蛇になった家宝の刀

山梨県南巨摩郡早川町

小縄はかつて身延の分、その縄張りの範囲だったからそういうという研究家もいる。その小縄のある家に大小の刀があった。家宝であり、自慢にしていたが、話が広まって、泥棒に目をつけられた。泥棒は夜に忍び込み、難なく刀を盗み出してしまった。

ところが、脇に刀を抱えて山道を行った泥棒だったが、脇がぬるぬるする。鞘の塗りかと抱えなおすも、やはりぬるぬると動く。そこで夜目を凝らして見ると、なんと刀は二匹の蛇となって脇から抜けようとしているのだった。泥棒は悲鳴をあげて刀を投げ出して逃げたそうな。

そのあと、通りかかった村の衆が、道にのびている二匹の蛇を見つけた。このやろう、と石を投げると、パカッと音がして、一匹が二つに割れて光った。近づいて見ると、刀であり、鞘が割れたのだった。持ち帰って村の衆に話すと、盗まれた家はすぐに分かった。

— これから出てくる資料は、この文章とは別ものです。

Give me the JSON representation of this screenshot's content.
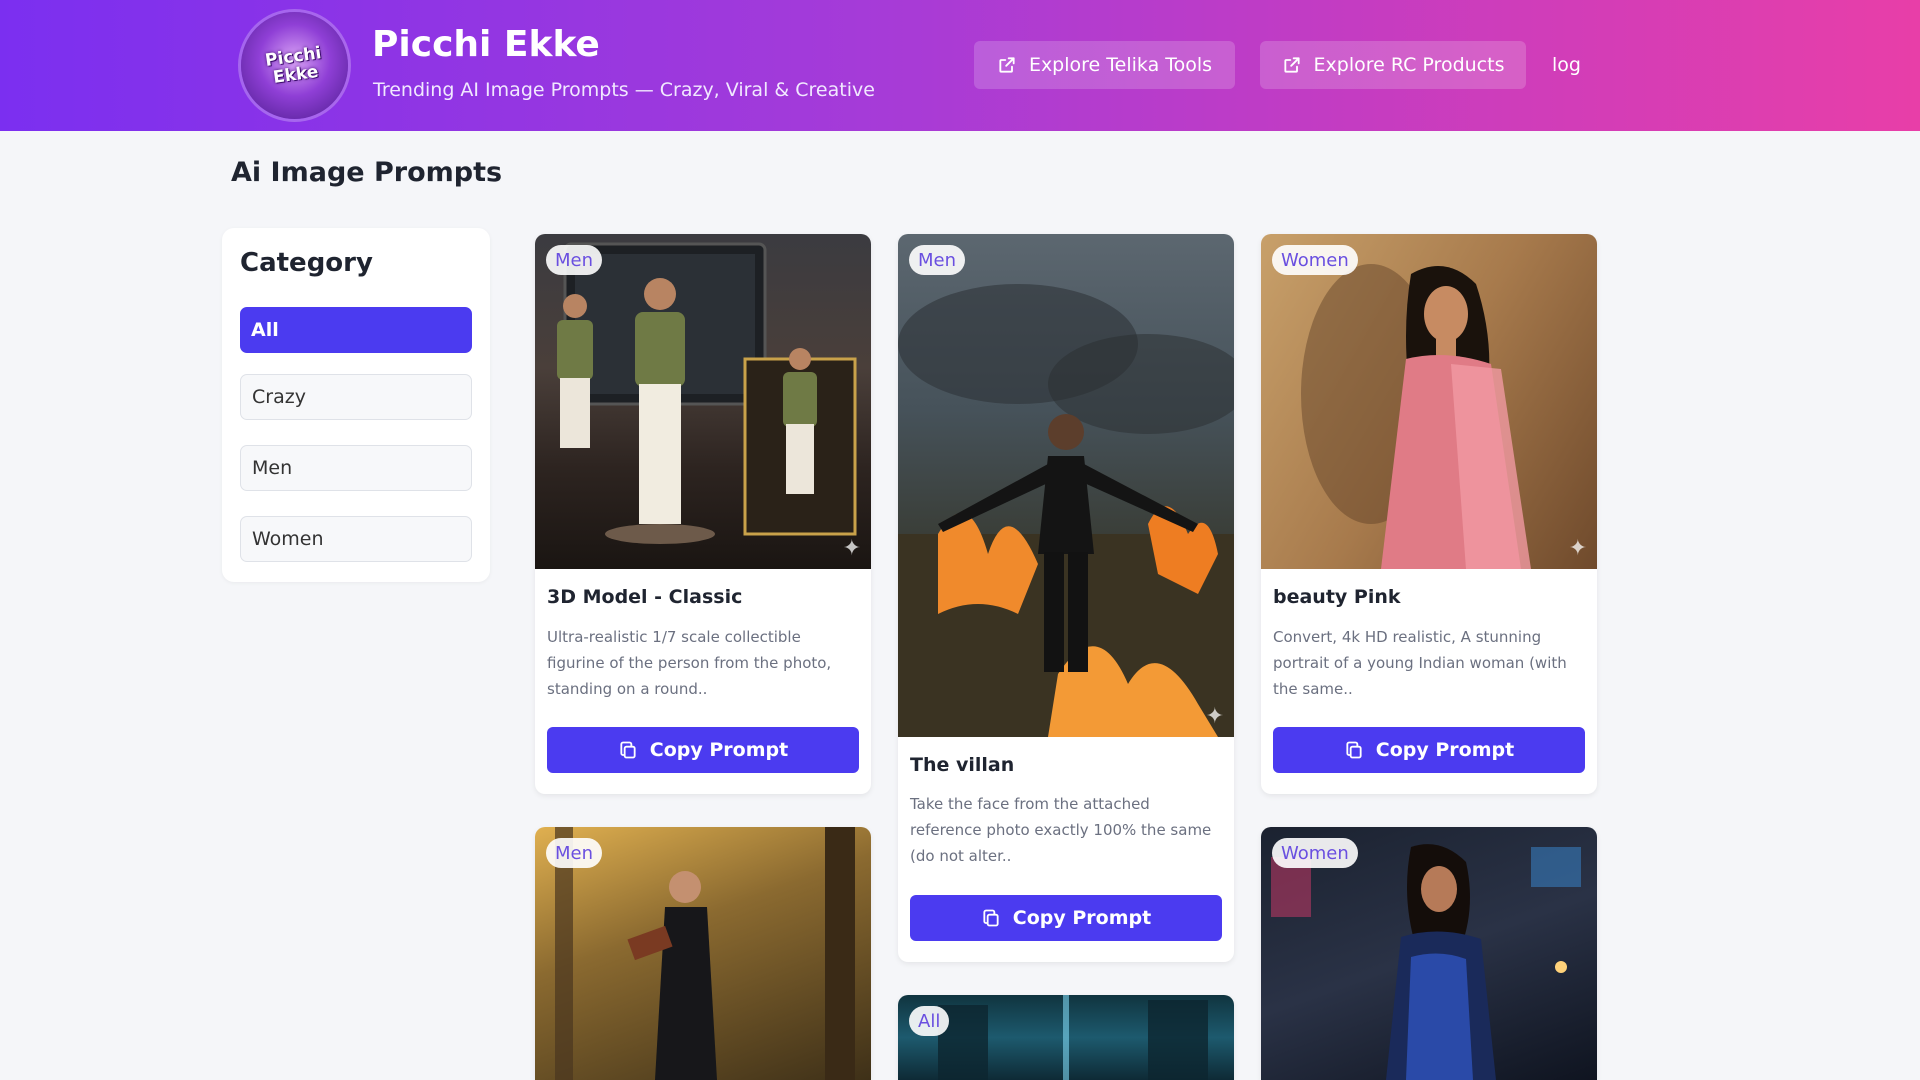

こうしたことがあって、刀はよほどこの家を気に入っているのだろうと、一層大事にされたが、長い年月のうちに大刀のほうはなくなり、小刀だけが今もさびたまましまわれているという。

三井啓心『早川のいいつたえ(第二集)』より要約

蛇の刀というと、大蛇を退治した刀というものと、こうして刀が蛇になったというものとがあり、前者の話のほうが多いだろうが、甲州から上州にかけて、何らかの理由で刀が蛇になるという話が点在している(さらに他所にもあるが)。小縄の話では盗まれた刀が家に戻るために蛇となっている。